Par Catherine Belzung
D’après le dictionnaire d’Oxford, le néologisme anglais «post-vérité» (« post-truth ») est le « mot international de l’année 2016 », car son occurrence a augmenté de 2000% par rapport à l’année antérieure. Le terme a été très largement popularisé par des journalistes et des universitaires, d’abord dans le contexte du Brexit, puis dans celui des élections américaines, dans le but de qualifier des assertions parfois extravagantes et extrêmement éloignées de la vérité énoncées par des hommes politiques dans le but de marquer émotionnellement leurs électeurs potentiels. Les émotions pour orienter les votes, plutôt que l’adhésion basée sur une analyse objective et une opinion bien informée…
De quoi s’agit-il plus précisément ? D’après le dictionnaire d’Oxford, la post-vérité « fait référence à des circonstances dans lesquelles les faits objectifs ont moins d’influence pour modeler l’opinion publique que les appels à l’émotion et aux opinions personnelles». Bien que l’occurrence du terme ait fait un bond spectaculaire en 2016, le mot n’est pas nouveau puisqu’il a été employé dès 1992. En fait, son origine se trouve dans le contexte culturel de la fin des années 1970, marqué par la découverte de la multiplicité des cultures, qui a abouti à l’interrogation sur l’universalité de la notion de vérité et au relativisme, mais aussi à l’incrédulité envers les métarécits tels que ceux que peuvent proposer la science par exemple. Ceci a été magistralement analysé par des auteurs comme Jean-François Lyotard dans La Condition postmoderne. Rapport sur le savoir (1979). Car bien sûr, s’il n’y a plus de vérité, autant remporter l’adhésion d’autrui avec des affects. Mais une autre source culturelle de ce concept de post-vérité est aussi à chercher quelques années plus tôt, dans le contexte de l’émergence de la société de consommation. Comme l’indique Jean Baudrillard dans La société de consommation (1970), ce paradigme propose, au travers de la publicité et du marketing, des produits manufacturés en fonction de ce que les clients sont prêts à croire sur leurs besoins et à faire pour se distinguer et non en fonction de leurs besoins réels. Là aussi on trouve l’idée que l’on peut manipuler autrui, en particulier en touchant ses affects, pour le convaincre d’agir.
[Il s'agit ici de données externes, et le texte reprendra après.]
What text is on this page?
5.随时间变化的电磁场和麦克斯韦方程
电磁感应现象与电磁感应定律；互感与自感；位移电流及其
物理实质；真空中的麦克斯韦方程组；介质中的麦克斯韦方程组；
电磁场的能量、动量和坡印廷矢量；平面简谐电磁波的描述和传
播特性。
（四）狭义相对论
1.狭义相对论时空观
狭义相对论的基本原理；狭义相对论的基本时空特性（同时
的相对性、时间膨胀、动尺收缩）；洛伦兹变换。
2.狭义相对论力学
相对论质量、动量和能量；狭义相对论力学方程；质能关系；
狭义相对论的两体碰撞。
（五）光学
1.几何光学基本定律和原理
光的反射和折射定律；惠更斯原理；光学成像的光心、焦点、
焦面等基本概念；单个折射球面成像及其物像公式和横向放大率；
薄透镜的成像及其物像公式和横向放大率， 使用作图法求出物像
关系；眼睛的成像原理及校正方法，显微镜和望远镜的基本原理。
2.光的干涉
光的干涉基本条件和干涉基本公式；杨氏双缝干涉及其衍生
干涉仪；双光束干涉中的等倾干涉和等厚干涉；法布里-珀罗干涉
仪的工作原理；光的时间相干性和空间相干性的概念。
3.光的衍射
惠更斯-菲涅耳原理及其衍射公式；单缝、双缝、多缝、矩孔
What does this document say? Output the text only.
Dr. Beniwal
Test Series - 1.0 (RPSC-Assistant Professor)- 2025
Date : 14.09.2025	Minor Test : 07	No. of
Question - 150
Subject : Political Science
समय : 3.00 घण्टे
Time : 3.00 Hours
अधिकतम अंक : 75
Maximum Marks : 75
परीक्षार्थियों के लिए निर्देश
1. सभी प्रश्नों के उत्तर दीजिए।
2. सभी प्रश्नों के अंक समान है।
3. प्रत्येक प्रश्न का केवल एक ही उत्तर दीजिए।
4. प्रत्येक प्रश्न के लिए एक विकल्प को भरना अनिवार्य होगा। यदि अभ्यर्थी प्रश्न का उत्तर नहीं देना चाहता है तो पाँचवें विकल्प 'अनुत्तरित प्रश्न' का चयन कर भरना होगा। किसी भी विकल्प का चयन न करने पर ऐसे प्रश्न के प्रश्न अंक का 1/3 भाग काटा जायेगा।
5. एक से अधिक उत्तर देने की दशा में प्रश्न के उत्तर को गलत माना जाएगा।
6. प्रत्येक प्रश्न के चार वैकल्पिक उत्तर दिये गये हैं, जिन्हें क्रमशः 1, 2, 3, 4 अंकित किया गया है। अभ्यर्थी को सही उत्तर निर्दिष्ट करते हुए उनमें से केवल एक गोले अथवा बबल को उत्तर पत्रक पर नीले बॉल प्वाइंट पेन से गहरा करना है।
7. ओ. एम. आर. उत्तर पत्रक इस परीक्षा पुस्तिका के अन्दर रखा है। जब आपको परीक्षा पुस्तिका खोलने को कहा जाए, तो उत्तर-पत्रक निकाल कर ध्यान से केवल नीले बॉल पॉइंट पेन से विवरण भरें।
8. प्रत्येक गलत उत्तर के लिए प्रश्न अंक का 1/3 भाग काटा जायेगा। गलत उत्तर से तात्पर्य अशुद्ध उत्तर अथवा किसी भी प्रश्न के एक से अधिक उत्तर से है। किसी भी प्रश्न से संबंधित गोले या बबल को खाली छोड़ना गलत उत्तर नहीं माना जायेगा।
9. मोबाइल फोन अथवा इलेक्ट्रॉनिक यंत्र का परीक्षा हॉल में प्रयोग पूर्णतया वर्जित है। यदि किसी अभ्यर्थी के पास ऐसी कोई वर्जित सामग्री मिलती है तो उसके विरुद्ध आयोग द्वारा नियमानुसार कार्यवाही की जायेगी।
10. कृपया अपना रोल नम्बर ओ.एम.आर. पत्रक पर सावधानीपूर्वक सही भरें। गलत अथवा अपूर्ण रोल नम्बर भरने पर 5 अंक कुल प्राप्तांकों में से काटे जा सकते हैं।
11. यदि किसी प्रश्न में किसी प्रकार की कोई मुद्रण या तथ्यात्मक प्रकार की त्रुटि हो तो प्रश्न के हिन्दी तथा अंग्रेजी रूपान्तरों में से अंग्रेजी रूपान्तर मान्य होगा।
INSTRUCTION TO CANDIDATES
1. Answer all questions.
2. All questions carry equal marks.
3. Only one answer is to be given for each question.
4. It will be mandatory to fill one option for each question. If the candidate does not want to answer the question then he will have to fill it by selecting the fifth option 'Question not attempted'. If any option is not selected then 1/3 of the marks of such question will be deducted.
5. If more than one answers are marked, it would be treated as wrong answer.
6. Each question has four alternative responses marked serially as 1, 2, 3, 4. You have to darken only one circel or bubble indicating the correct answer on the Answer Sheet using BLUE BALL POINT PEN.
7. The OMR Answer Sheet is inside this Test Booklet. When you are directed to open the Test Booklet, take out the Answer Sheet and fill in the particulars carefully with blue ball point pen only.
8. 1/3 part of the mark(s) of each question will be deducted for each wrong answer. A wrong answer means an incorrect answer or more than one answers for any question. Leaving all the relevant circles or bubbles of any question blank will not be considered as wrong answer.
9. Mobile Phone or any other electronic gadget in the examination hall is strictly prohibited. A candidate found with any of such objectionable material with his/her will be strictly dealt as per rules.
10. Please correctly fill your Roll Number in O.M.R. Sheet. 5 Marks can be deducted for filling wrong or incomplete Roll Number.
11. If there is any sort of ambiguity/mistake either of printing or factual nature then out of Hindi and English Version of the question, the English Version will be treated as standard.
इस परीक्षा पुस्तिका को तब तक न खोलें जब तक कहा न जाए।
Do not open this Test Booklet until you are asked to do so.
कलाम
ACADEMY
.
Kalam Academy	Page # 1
La nouveauté en 2016 est sans doute dans l’emploi de ce terme dans le contexte électoral, signifiant que l’émotion est désormais arrivée sur le devant de la scène politique, au détriment de la vérité sur les faits de société. Mais l’idée est exactement la même : a) manipuler cyniquement et délibérément l’opinion par des mensonges (par exemple : « il y a des armes de destruction massives en Irak », ou bien « nous sommes envahis par les réfugiés » b) une fois les affects atteints, proposer des solutions qui auront comme effet de calmer la peur panique suscitée par les mensonges en question (par exemple « envahir l’Irak » ou « construire des murs »), c) utiliser l’effet produit pour décrédibiliser l’adversaire (taxé de naïf).
Que proposer ? Une première chose à faire est sans doute de diffuser des informations correctes et fiables. On peut par exemple signaler le Décodex, un site qui vient d’être mis en ligne par le journal Le Monde pour vérifier la fiabilité d’une information en 3 clics. Mais aussi prendre conscience de nos préjugés cachés pour éviter de tomber dans ces pièges. On peut par exemple mentionner des outils en ligne, comme le Projet Implicite de l’Université d’Harvard, mais il en existe bien d’autres. Restent les émotions : ils ne s’agit pas de les éliminer, car le plus souvent, comme l’a remarqué Antonio Damasio dans son livre L’erreur de Descartes (1994), elles nous aident à prendre des décisions rationnelles. Mais plutôt former en nous les « bonnes émotions », comme l’empathie, qui nous orientent vers le bien commun, plutôt que les émotions comme la peur qui nourrissent les comportements irrationnels et narcissiques.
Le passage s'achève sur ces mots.